For our algorithm, as well as for most algorithms in the literature, the results may differ between runs depending on a random seed. With our approach, the main difference between runs is that sometimes the best structure is not found due to the heuristic nature of the search algorithm. However, for two solutions with the same structure, the difference in the parameters is negligible for all tested problems. To indicate the stability of the algorithm, we therefore report the proportion of runs where the best structure was found. Note, however, the fact that solutions are stable does not generally imply that they are optimal.
Computation times are reported as the average computation time for runs with different random seeds, scaled to a 1 GHz processor (the actual runs were performed on a Pentium IV, 2.13 GHz). The times can be improved by adjusting the method parameters for individual problems, but we report the computation time using our standard settings, see the Supplementary Material.
For the benchmark problems that have been adapted from problems in the literature, the final columns report available results for these original problems.

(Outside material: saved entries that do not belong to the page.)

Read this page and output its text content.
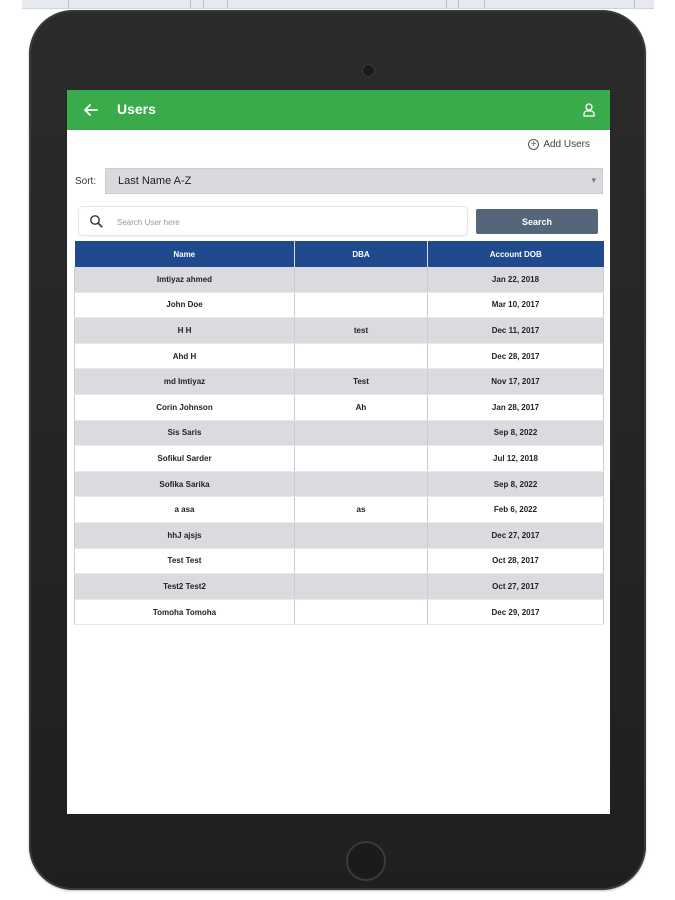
Users
+ Add Users
Sort: Last Name A-Z	▾
Search User here
Search
Name	DBA	Account DOB
Imtiyaz ahmed		Jan 22, 2018
John Doe		Mar 10, 2017
H H	test	Dec 11, 2017
Ahd H		Dec 28, 2017
md Imtiyaz	Test	Nov 17, 2017
Corin Johnson	Ah	Jan 28, 2017
Sis Saris		Sep 8, 2022
Sofikul Sarder		Jul 12, 2018
Sofika Sarika		Sep 8, 2022
a asa	as	Feb 6, 2022
hhJ ajsjs		Dec 27, 2017
Test Test		Oct 28, 2017
Test2 Test2		Oct 27, 2017
Tomoha Tomoha		Dec 29, 2017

In addition to the numerical details, Table 2 allows us to draw the following qualitative conclusions about the benchmark problems. Every problem with data from a known source model is well formulated in the sense that the solution model is similar to the source model, in terms of the FP/FN/LD values.
Every solution model is at least as similar to the source model as any previously reported solution. This confirms that the translation to our standard format works well, and also that our solutions are indeed the best known solutions to the benchmark problems.
Every problem can be solved within hours on an ordinary computer with our approach, so there is no need for supercomputing. This was not previously established since some previous results for the original problems required running times of several months if run on a single processor.